# Mood Journal 

### Description 
As part of my New Year's Resolution of 2020 and in an effort to better remember my life, I began writing a mood journal. Everyday, I would write down a few paragraphs about my day and rank my mood with a number between -3 to +3. It was when I took Introduction to Data Mining that spring semester that I realized I could implement a supervised machine learning model on my journal and observe how the description of my day is related to my mood.

### Method 
Before diving into the details and the code, here is a brief overview of my approach. I used a private Instagram account as my mood journal, attaching a photo and caption for each day. I first needed to extract the text. Once I achieved this, I used the 'bag of words' approach to summarize the textual data. And finally, I used various supervised machine learning classifiers to model and predict my mood. 

#### Data Extraction
I donwloaded a json file with all the relevant data of my Instagram account and I extracted the json file into a Python dictionary. As I had used a range of -3 to +3 in my mood, I decided to make three labels: positive, zero, and negative. It may have been better to ignore zero and have only two labels.
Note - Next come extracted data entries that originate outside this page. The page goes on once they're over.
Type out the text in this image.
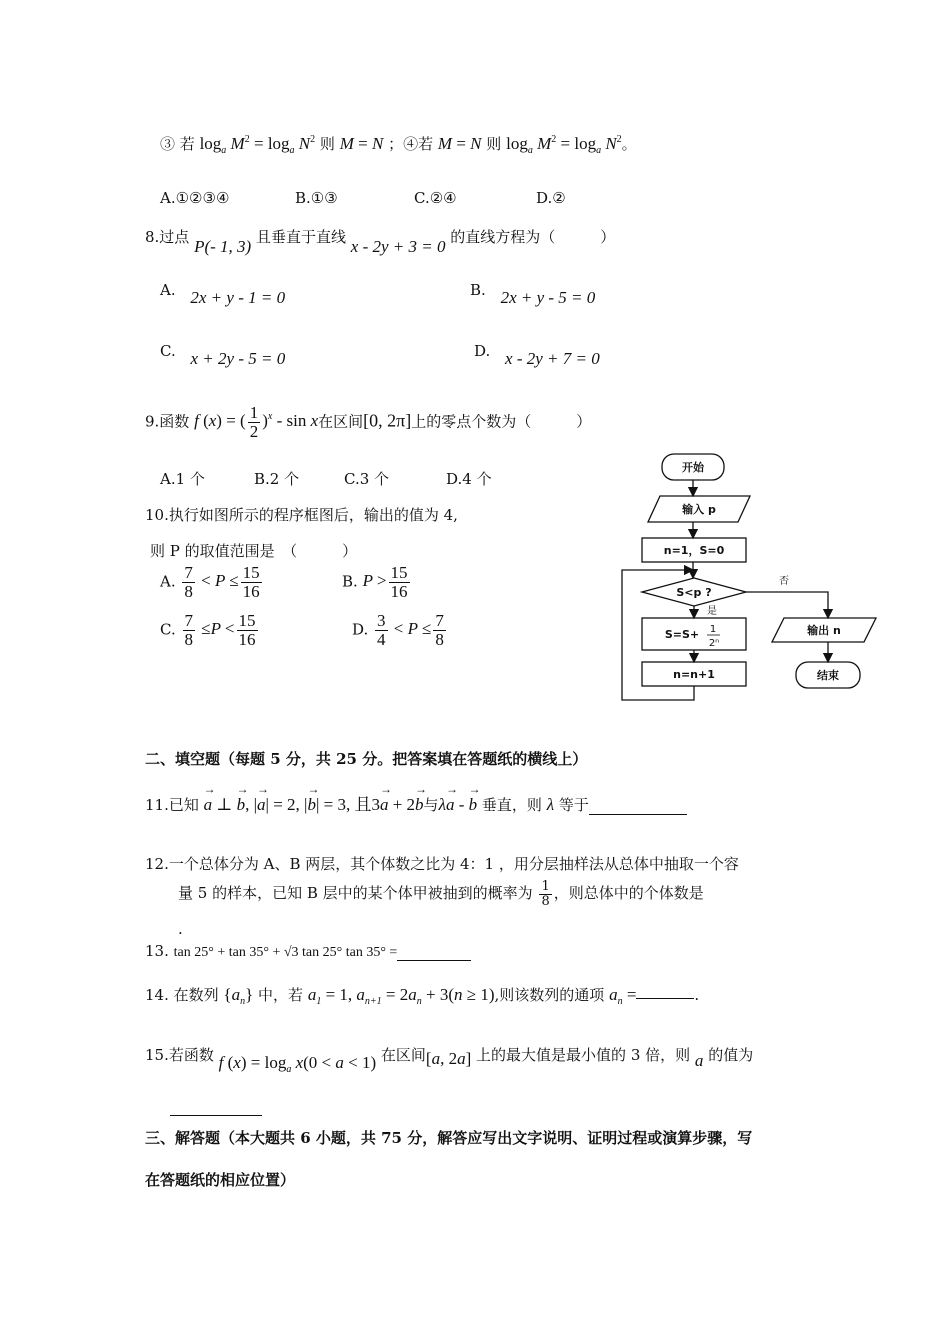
③ 若 $\log_a M^2 = \log_a N^2$ 则 M = N ；④若 M = N 则 $\log_a M^2 = \log_a N^2$。
A.①②③④	B.①③	C.②④	D.②
8.过点 P(- 1, 3) 且垂直于直线 x - 2y + 3 = 0 的直线方程为（　　　）
A. 2x + y - 1 = 0	B. 2x + y - 5 = 0
C. x + 2y - 5 = 0	D. x - 2y + 7 = 0
9.函数 f (x) = ( $\frac{1}{2} )^x$ - sin x在区间[0, 2π]上的零点个数为（　　　）
A.1 个	B.2 个	C.3 个	D.4 个
10.执行如图所示的程序框图后，输出的值为 4,
则 P 的取值范围是　（　　　）
A. $\frac{7}{8} < P \le \frac{15}{16}$	B. $P > \frac{15}{16}$
C. $\frac{7}{8} \le P < \frac{15}{16}$	D. $\frac{3}{4} < P \le \frac{7}{8}$
开始
输入 p
n=1，S=0
S<p ?
S=S+
n=n+1
输出 n
结束
1
2ⁿ
否
是
二、填空题（每题 5 分，共 25 分。把答案填在答题纸的横线上）
11.已知 → a ⊥ → b, |→ a| = 2, |→ b| = 3, 且3→ a + 2→ b与λ→ a - → b 垂直，则 λ 等于
12.一个总体分为 A、B 两层，其个体数之比为 4：1 ，用分层抽样法从总体中抽取一个容
量 5 的样本，已知 B 层中的某个体甲被抽到的概率为 $\frac{1}{8}$ ，则总体中的个体数是
.
13. tan 25° + tan 35° + √3 tan 25° tan 35° =
14. 在数列 $\{a_n\}$ 中，若 $a_1 = 1$, $a_{n+1} = 2a_n + 3(n \ge 1)$,则该数列的通项 $a_n$ =	.
15.若函数 f $(x) = \log_a x(0 < a < 1)$ 在区间[a, 2a] 上的最大值是最小值的 3 倍，则 a 的值为
三、解答题（本大题共 6 小题，共 75 分，解答应写出文字说明、证明过程或演算步骤，写
在答题纸的相应位置）
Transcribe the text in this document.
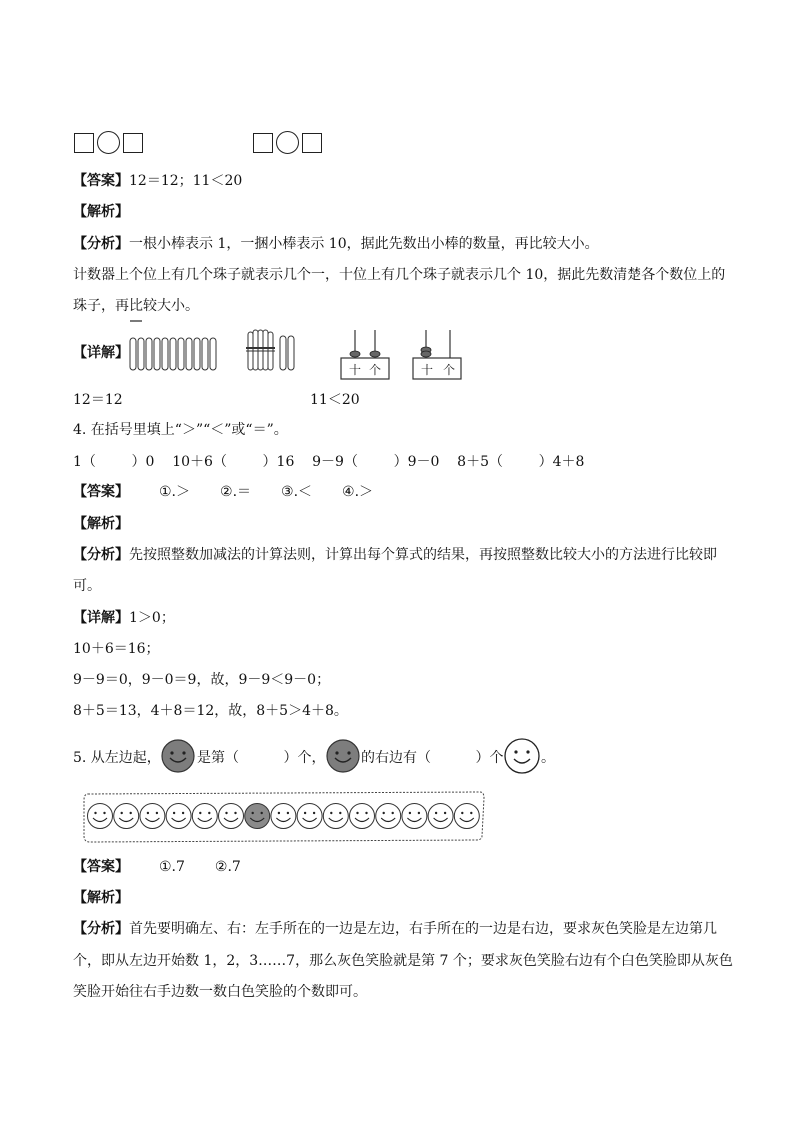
【答案】12＝12；11＜20
【解析】
【分析】一根小棒表示 1，一捆小棒表示 10，据此先数出小棒的数量，再比较大小。
计数器上个位上有几个珠子就表示几个一，十位上有几个珠子就表示几个 10，据此先数清楚各个数位上的
珠子，再比较大小。
【详解】
十 个	十 个
12＝12	11＜20
4. 在括号里填上“＞”“＜”或“＝”。
1（        ）0    10＋6（        ）16    9－9（        ）9－0    8＋5（        ）4＋8
【答案】 ①.＞ ②.＝ ③.＜ ④.＞
【解析】
【分析】先按照整数加减法的计算法则，计算出每个算式的结果，再按照整数比较大小的方法进行比较即
可。
【详解】1＞0；
10＋6＝16；
9－9＝0，9－0＝9，故，9－9＜9－0；
8＋5＝13，4＋8＝12，故，8＋5＞4＋8。
5. 从左边起，	是第（          ）个，	的右边有（          ）个	。
【答案】 ①.7 ②.7
【解析】
【分析】首先要明确左、右：左手所在的一边是左边，右手所在的一边是右边，要求灰色笑脸是左边第几
个，即从左边开始数 1，2，3……7，那么灰色笑脸就是第 7 个；要求灰色笑脸右边有个白色笑脸即从灰色
笑脸开始往右手边数一数白色笑脸的个数即可。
But as shown below, the percentage of zeros was 35%.

In [24]:
import os
import json
import matplotlib.pyplot as plt
import pandas as pd
from sklearn.feature_extraction.text import CountVectorizer
from sklearn.calibration import CalibratedClassifierCV
from sklearn.svm import LinearSVC
import re
from nltk.stem.porter import PorterStemmer

#extract json file into python 
notebook_path = os.path.abspath("MoodJournal.ipynb")
with open(os.path.dirname(notebook_path) + '/../media.json') as f:
    data = json.load(f)
    
arr = data['photos']
arr.reverse()

mood = []
time = []
text = []
data = {'Text': [],
        'Label': [] }
#extracting features and labels
for con in arr:
    caption = con['caption']
    if len(caption) != 0:
        if caption.find('[') != -1 and caption.find(']') != -1 and con['taken_at'] not in time:
            rank = caption[caption.index('[') + 1 : caption.index(']')]
            description = caption[caption.index(']') + 1 : ]
            time.append(con['taken_at'])
            # parsing mood label into integer
            if '+' in rank:
                mood.append(int(rank))
            elif '-' in rank: 
                mood.append(int(rank))
            elif rank.isnumeric():
                mood.append(int(rank))
            else:
                continue

            # label as positive, zero, negative
            rank = int(rank)
            if rank < 0:
                rank = -1
            elif rank > 0:
                rank = 1
            else:
                rank = 0
            data['Label'].append(int(rank))
            text.append(description)
data['Text'] = text
df = pd.DataFrame(data)
texts = df['Text'].astype(str)
y = df['Label']


# print("number of rows, columns: ",df.shape)
pd.set_option('display.max_rows', None)
#checking number of zeroes
print(df[df['Label'] == 0].count())
print(df.shape)
print("As shown, there are 47 zero values which is " + str(47/134) + " of the dataset")



Text     47
Label    47
dtype: int64
(134, 2)
As shown, there are 47 zero values which is 0.35074626865671643 of the dataset


### Vectorizing words
Given a list of words, I could use the 'Bag of Words' approach. This is based on the Naive Bayes probability, as we assume that each word is independent of each other and that we can draw meaningful conclusion from the frequency of each word. An important process in this to filter the words. I chose to use 'stemming' which involves trimming down a word to its 'natural root', thereby eliminating redudant words.

In [28]:
#using stemming to reduce word counts 
porter_stemmer = PorterStemmer()
def my_preprocessor(text):
    text = re.sub("\\W", " ", text)
    words = re.sub(r"[^A-Za-z0-9\-]", " ", text).lower().split()
    words = [porter_stemmer.stem(word) for word in words]
    return ' '.join(words)

#vectorize the text (bag of words)
#using min_df=0.01 as there are 134 documents (rows), so will be accepted if appears more than once
#preprocessor = my_preprocessor -> lower accuracy
vectorizer = CountVectorizer(stop_words= 'english', min_df=0.01, preprocessor=my_preprocessor)
# X = vectorizer.fit_transform(texts)

#filtering out words
# print(vectorizer.get_feature_names())
# print("size: " + str(X.shape))

  'stop_words.' % sorted(inconsistent))